Who Allowed 14 People with Coronavirus on a Plane to US with Uninfected Passengers?

The CDC had previously stated its intent to block anyone who tested positive for the disease caused by the new coronavirus from flying on an evacuation flight. Who overruled whom?

  • Published 27 February 2020

On Feb. 3 2020, health officials announced that a new coronavirus-infected individual was a passenger on the luxury cruise liner Diamond Princess. At the time, the vessel was off the coast of Yokohama, Japan. In response, the Japanese government mandated a 14-day quarantine, forcing passengers to remain on the ship to avoid spreading the disease to the broader population. Among those passengers were 328 Americans.

The plan had been to send these Americans, by way of a chartered State Department jet, to containment facilities in the United States, following their Japanese quarantine. The condition that no one who tested positive should be a passenger on this flight was included in a Centers for Disease Control and Prevention (CDC) press release from Feb. 15:

All travelers from Japan will be screened before boarding the State Department-chartered aircraft to prevent symptomatic travelers from departing Japan. These planes will be met by a team of U.S. Government personnel deployed there to assess the health of the passengers.
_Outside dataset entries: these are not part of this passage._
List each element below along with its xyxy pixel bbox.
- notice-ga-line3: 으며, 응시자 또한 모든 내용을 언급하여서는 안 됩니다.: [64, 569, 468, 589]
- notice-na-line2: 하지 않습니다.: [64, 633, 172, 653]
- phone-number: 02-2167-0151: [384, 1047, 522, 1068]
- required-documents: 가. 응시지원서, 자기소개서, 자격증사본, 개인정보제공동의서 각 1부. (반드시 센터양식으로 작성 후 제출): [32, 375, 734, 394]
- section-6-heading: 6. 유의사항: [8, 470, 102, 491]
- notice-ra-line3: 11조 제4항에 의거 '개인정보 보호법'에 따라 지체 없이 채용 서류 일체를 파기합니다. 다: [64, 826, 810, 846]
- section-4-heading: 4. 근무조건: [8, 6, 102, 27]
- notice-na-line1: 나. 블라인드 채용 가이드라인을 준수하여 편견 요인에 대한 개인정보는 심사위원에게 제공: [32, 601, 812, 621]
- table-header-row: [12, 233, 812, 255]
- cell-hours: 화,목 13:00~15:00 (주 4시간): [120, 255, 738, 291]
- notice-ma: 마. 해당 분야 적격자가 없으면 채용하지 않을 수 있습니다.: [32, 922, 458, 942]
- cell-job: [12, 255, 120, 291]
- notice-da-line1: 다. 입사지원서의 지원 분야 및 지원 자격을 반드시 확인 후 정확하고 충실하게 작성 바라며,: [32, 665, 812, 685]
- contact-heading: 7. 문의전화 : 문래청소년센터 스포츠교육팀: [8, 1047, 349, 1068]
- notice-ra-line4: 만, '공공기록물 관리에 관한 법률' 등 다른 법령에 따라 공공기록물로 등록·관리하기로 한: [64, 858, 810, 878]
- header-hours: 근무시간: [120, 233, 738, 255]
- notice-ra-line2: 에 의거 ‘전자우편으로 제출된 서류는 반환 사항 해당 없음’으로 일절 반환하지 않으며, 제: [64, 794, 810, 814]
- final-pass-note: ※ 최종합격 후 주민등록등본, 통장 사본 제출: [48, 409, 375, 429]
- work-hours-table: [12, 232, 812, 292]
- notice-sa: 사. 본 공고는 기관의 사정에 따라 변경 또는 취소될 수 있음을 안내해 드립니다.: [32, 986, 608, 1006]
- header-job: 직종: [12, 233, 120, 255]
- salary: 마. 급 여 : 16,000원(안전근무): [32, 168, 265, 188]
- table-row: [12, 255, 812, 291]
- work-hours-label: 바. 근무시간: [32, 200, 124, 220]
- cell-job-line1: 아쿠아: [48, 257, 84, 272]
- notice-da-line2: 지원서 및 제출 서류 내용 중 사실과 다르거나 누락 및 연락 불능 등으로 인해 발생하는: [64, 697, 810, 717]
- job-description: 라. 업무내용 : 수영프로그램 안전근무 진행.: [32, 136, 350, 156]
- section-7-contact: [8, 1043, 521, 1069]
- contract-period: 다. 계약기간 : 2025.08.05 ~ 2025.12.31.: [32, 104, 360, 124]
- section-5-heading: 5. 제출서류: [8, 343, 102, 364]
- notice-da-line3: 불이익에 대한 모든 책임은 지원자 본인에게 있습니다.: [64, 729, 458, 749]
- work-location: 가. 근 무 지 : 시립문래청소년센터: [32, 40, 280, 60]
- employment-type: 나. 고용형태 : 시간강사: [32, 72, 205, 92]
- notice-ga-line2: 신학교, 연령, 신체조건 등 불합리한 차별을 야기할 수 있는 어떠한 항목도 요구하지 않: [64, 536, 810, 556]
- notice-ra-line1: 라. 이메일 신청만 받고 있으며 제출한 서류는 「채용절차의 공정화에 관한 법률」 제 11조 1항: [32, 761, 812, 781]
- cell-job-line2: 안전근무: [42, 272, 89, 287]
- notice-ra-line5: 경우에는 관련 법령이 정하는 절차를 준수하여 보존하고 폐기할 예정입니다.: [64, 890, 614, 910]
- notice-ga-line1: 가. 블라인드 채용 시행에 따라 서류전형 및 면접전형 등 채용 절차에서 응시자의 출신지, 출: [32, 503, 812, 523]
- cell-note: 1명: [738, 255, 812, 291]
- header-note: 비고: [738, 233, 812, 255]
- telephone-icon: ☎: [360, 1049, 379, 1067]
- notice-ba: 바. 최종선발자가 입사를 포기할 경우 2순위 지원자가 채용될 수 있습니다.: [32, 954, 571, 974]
The passengers will be screened before leaving the ship and monitored and evaluated by medical and public health personnel every step of the way, including before takeoff, during the flight, and after arrival.

On the day of the flight, however, the government learned that 14 Americans had recently tested positive for COVID-19 (the disease caused by the virus), forcing a game-time decision on the tarmac by the U.S. government, as reported in The Washington Post:

As the buses [filled with quarantined Americans] idled, U.S. officials wrestled with troubling news. New test results showed that 14 passengers were infected with the virus. The U.S. State Department had promised that no one with the infection would be allowed to board the planes. A decision had to be made. Let them all fly? Or leave them behind in Japanese hospitals?

Ultimately, the State Department decided to allow these 14 individuals on the plane in an area separated from the rest of the passengers by plastic. According to The Washington Post, “The State Department and a top Trump administration health official wanted to forge ahead … But officials at the Centers for Disease Control and Prevention disagreed, contending they could still spread the virus.” A joint State Department and Health and Human Services notice explained the decision:

During the evacuation process, after passengers had disembarked the ship and initiated transport to the airport, U.S. officials received notice that 14 passengers, who had been tested 2-3 days earlier, had tested positive for COVID-19.  These individuals were moved in the most expeditious and safe manner to a specialized containment area on the evacuation aircraft to isolate them in accordance with standard protocols. After consultation with HHS officials, including experts from the HHS Office of the Assistant Secretary for Preparedness and Response, the State Department made the decision to allow the 14 individuals, who were in isolation, separated from other passengers, and continued to be asymptomatic, to remain on the aircraft to complete the evacuation process.

This decision was so controversial that, according to the Post, “unhappy CDC officials demanded to be left out of the news release that explained that infected people were being flown back to the United States.”

While it is accurate to say that the Trump administration, via “the State Department and a top Trump administration health official,” overruled the CDC’s position and allowed these 14 individuals transport on a plane with uninfected individuals, it bears mentioning that the decision was reportedly made without Trump’s knowledge.

Trump was “briefed on the decision and agreed that healthy passengers should not be on the plane with sick ones,” according to three senior administration officials who spoke to The Washington Post. “The State Department and a top U.S. health official ultimately decided to bring back the 14 Americans who tested positive for the virus on the planes and place them in isolation — without informing the president first,” they said.